If only all of life’s influential figures were to conduct expansive, on camera interviews to leave as the narrative framework for films to document their lives after their passing (or before even). Cunningham, already 65 at the time of the recording, is as vibrant a person as you can imagine. His zeal not only for his work, for which he was known, but for life, is self-evident and ensnares the viewer from the first frames. Nothing’s held back, nothing is duplicitous or filtered through a PR mouthpiece, you get real, honest responses from a genuine human being. It just so happens that this human being carved out a simple, yet engaging world for himself, one which intertwined with the worlds of the rich and the famous, but never felt the corrosive kiss that world delivers to so many.

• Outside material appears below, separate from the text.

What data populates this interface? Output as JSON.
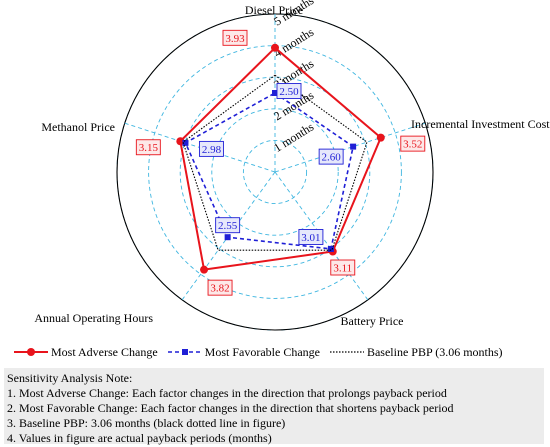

While the heart of the film is Cunningham on camera, just talking, just being himself, responding to the occasional voice prompt from 1994 Bozek, a heart needs a body and a brain to function, and 2016 Bozek plays brain to Bill’s heart with masterful skill, sculpting a stirring photographic body. The film’s construction is simple, elegant. It taps unrivaled source material, over three million previously unpublished photographs from Cunningham’s archives, and yields the perfect accompaniment to the man himself. It’s a story straight from hardworking horse’s mouth, with the fields the horse has plowed, and the crops they’ve yielded backing it his words. When Edison’s story is told, it’s told through the collective experience of all the things we use in our daily lives to make our lives better. We know Edison’s works. Much of what Cunningham made was never seen by the public and much of what made up his experience was equally unknown beyond his constant bicycle-accompanied appearances on the street, or his spreads in the New York Times
Simple, powerful storytelling. Or is it? Let’s not be shy, nor pretend that sifting through three million photographs to visually display the emotional meaning behind Cunningham’s words was anything like simple at all. Sifting through three million anything is a daunting, momentous, herculean task that likely deserves more credit than it will ever get. It also belies the thought that Bozek has put into this project ever since he completed the original interview over two decades before the film was first released. This was a massive undertaking that yielded modest, powerful results. An iceberg of an effort in filmmaking: 90% below the surface, behind the scenes, 10% to wonder at.
The film’s only mystery? Its penchant for Moby tracks which seeming to comprise the entire score. Being a product of the times that I am, I can’t say it didn’t work, but as each progressive dip into Moby’s late-nineties, early 2000s catalog accumulated, I did have to stop and wonder why. Why Mr. Bozek?